Currently there are no FDA-approved angiopoietin/Tie receptor targeted therapies, though many are in clinical trials.

FGFR inhibitors

Fibroblast growth factor (FGF) and FGF receptors play an important role in neo-angiogenesis, proliferation and stem cell survival. Fibroblasts are connective tissue cells which make up the extracellular matrix, which provides structural support to keep the cells in their natural positions.
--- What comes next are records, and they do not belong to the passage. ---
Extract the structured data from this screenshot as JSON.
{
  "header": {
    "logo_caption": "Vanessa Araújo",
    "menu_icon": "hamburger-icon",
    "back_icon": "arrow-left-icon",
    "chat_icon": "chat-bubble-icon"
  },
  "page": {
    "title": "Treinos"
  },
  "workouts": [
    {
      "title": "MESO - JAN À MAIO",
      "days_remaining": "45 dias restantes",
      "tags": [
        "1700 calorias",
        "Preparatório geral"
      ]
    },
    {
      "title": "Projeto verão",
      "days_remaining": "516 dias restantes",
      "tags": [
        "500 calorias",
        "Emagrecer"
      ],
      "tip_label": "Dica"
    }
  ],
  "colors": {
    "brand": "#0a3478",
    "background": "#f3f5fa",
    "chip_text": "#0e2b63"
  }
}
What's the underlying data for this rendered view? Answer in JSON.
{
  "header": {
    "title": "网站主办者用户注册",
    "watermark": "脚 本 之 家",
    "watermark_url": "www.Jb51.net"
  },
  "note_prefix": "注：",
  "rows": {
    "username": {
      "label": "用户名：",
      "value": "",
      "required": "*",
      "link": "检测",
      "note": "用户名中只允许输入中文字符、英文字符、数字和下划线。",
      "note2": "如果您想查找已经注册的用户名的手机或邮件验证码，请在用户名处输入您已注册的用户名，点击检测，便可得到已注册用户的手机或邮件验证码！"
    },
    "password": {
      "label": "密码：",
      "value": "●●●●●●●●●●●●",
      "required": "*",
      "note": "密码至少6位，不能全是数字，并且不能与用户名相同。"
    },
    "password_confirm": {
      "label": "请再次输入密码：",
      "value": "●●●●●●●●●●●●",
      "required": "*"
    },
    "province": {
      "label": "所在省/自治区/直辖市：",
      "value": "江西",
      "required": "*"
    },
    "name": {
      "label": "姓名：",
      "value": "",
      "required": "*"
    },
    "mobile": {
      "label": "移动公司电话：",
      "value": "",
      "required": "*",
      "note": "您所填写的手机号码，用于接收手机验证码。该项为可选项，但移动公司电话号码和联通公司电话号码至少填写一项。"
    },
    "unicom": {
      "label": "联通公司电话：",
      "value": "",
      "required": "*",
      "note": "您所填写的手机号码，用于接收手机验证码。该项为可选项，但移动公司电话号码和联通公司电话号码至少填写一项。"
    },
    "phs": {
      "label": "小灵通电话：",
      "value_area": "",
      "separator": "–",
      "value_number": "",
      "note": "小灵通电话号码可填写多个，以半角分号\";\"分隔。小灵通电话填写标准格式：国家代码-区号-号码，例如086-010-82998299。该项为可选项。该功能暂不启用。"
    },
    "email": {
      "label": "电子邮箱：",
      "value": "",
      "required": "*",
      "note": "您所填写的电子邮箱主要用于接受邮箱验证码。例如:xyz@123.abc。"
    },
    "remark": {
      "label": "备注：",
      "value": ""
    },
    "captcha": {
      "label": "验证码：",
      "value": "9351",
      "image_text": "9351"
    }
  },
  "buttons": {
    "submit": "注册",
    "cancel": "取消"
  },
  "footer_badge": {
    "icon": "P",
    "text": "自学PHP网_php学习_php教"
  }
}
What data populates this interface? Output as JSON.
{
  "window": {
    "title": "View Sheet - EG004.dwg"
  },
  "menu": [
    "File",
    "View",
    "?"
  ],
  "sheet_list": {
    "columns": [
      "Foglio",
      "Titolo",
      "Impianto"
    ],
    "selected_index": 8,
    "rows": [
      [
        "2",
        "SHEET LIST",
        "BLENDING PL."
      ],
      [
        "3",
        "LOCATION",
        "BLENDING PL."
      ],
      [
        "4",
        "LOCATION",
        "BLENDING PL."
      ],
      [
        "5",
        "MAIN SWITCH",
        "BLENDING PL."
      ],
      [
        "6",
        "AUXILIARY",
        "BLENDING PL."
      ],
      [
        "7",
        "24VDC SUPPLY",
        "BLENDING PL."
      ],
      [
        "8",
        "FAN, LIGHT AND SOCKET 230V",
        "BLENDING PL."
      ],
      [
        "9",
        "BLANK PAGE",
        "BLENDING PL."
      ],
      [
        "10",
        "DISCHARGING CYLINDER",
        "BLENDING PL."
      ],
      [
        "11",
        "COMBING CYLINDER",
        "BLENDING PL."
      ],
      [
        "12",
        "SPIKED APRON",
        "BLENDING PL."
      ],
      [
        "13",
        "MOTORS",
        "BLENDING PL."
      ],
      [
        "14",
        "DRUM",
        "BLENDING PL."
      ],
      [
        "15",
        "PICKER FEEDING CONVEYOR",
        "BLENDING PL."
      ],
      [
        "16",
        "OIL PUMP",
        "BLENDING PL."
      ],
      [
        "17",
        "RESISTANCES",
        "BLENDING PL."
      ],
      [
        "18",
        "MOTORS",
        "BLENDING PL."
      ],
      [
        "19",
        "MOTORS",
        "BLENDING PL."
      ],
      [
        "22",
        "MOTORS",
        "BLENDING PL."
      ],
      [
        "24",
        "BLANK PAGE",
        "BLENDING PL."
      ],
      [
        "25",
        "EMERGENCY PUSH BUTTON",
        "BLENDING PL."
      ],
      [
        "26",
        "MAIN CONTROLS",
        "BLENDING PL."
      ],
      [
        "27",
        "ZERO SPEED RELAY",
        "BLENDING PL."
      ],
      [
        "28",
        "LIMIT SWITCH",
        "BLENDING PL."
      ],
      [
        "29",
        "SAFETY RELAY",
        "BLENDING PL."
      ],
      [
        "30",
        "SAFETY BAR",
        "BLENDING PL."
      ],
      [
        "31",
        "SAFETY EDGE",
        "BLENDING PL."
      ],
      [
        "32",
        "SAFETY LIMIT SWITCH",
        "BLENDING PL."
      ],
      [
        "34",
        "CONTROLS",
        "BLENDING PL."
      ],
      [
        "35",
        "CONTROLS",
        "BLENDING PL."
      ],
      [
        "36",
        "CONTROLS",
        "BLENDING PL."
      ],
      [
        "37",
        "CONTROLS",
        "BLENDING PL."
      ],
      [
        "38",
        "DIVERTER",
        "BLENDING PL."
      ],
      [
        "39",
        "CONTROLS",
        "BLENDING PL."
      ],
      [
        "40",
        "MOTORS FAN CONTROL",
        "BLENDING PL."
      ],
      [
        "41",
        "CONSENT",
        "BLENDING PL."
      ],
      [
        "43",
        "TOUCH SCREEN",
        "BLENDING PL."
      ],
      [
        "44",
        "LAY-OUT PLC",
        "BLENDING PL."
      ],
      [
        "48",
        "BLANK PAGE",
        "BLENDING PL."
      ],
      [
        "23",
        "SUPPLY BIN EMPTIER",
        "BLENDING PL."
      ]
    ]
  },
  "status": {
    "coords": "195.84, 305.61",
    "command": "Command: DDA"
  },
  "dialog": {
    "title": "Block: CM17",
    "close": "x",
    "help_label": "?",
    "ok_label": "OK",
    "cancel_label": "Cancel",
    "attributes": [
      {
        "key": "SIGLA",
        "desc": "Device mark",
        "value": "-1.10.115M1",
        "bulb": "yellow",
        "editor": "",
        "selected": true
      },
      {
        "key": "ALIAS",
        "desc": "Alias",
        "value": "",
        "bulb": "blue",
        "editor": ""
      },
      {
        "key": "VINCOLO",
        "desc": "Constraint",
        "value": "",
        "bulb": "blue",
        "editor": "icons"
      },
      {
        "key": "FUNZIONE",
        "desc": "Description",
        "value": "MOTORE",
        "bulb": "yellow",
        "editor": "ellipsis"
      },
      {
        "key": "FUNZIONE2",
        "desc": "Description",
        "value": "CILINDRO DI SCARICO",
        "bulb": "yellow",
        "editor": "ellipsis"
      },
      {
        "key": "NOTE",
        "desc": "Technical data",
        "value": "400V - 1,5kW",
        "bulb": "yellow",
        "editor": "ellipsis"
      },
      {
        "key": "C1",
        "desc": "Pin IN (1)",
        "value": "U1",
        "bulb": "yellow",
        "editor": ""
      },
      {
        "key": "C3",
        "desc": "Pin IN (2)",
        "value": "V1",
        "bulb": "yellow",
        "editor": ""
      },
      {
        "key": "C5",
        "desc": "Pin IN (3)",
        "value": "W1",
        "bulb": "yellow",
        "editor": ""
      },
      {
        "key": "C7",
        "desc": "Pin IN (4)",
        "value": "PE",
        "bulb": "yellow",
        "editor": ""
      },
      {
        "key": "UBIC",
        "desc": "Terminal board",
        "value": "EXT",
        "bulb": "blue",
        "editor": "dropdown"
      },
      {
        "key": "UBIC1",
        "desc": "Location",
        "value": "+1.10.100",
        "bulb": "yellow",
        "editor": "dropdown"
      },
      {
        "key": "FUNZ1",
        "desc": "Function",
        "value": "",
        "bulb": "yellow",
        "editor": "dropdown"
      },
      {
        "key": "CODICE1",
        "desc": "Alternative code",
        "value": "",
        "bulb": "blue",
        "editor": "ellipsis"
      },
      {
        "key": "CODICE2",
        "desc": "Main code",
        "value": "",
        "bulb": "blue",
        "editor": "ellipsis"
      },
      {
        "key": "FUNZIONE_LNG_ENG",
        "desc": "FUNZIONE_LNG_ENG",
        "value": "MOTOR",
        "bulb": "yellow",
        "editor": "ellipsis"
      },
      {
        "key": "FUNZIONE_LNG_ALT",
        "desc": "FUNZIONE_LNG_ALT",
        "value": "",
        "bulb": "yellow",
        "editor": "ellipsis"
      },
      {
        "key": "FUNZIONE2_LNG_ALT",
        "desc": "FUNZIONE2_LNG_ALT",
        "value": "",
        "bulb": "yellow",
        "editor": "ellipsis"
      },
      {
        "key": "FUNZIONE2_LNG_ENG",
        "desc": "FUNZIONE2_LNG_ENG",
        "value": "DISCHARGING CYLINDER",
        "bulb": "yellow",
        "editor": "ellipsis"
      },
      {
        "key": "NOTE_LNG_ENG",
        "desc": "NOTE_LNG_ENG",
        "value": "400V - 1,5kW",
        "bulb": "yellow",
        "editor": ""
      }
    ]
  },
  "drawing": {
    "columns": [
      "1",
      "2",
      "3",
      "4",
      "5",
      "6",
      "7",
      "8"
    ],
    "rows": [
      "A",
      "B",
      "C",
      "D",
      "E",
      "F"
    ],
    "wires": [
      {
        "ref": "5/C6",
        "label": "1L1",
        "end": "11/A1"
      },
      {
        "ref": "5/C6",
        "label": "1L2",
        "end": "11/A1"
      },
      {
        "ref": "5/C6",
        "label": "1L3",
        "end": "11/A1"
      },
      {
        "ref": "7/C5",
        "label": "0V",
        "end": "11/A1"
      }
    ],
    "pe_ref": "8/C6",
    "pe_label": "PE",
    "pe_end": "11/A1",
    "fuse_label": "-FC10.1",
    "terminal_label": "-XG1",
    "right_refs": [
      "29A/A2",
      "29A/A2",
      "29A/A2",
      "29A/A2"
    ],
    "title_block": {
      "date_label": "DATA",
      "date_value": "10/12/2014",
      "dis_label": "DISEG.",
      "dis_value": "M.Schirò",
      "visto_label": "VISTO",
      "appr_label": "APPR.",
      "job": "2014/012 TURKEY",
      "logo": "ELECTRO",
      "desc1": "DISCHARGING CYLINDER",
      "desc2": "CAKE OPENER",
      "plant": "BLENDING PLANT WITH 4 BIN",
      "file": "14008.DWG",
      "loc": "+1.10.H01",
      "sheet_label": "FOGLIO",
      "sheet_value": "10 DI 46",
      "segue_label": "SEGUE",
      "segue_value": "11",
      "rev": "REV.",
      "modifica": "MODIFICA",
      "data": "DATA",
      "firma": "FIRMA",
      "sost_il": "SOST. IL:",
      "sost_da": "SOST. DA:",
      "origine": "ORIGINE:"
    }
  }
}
FGFR inhibitors are in early phases of clinical trials.

Notch inhibitors

The Notch signaling pathway plays a major role in embryonic vascular development and sprouting and branching of new blood vessels in angiogenesis. Targeted therapies to inhibit the Notch signaling pathways are in early phases of clinical trials.

Integrin targeted agents

Integrins are protein receptors on cell surfaces which attach the cell to the extracellular matrix. Integrins enable two-way interactions between the cell’s cytoskeleton and the extracellular matrix. Cytoskeleton is a network of microfilaments and microtubules which help the cell maintain its shape and organize the cellular components.

Integrins are necessary for vascular proliferation, adhesion, immune response, and wound repair. Many tumors are found to have excessive presence of integrins. Integrin targeted therapies are in clinical trials.

Vascular targeting agents

While antiangiogenic therapies prevent formation of new blood vessels, vascular targeting agents damage existing blood vessels in solid tumors and deprive them of blood supply.

Vascular targeting agents are designed to locally interrupt the cytoskeleton and cell-cell interactions in the endothelial cells in solid tumors. This leads to plasma leak, viscous blood flow and clot formation which block the supply of oxygen and nutrients to the tumor.

Currently there are seven small molecule vascular targeting agents in phase II clinical trials and several in preclinical development.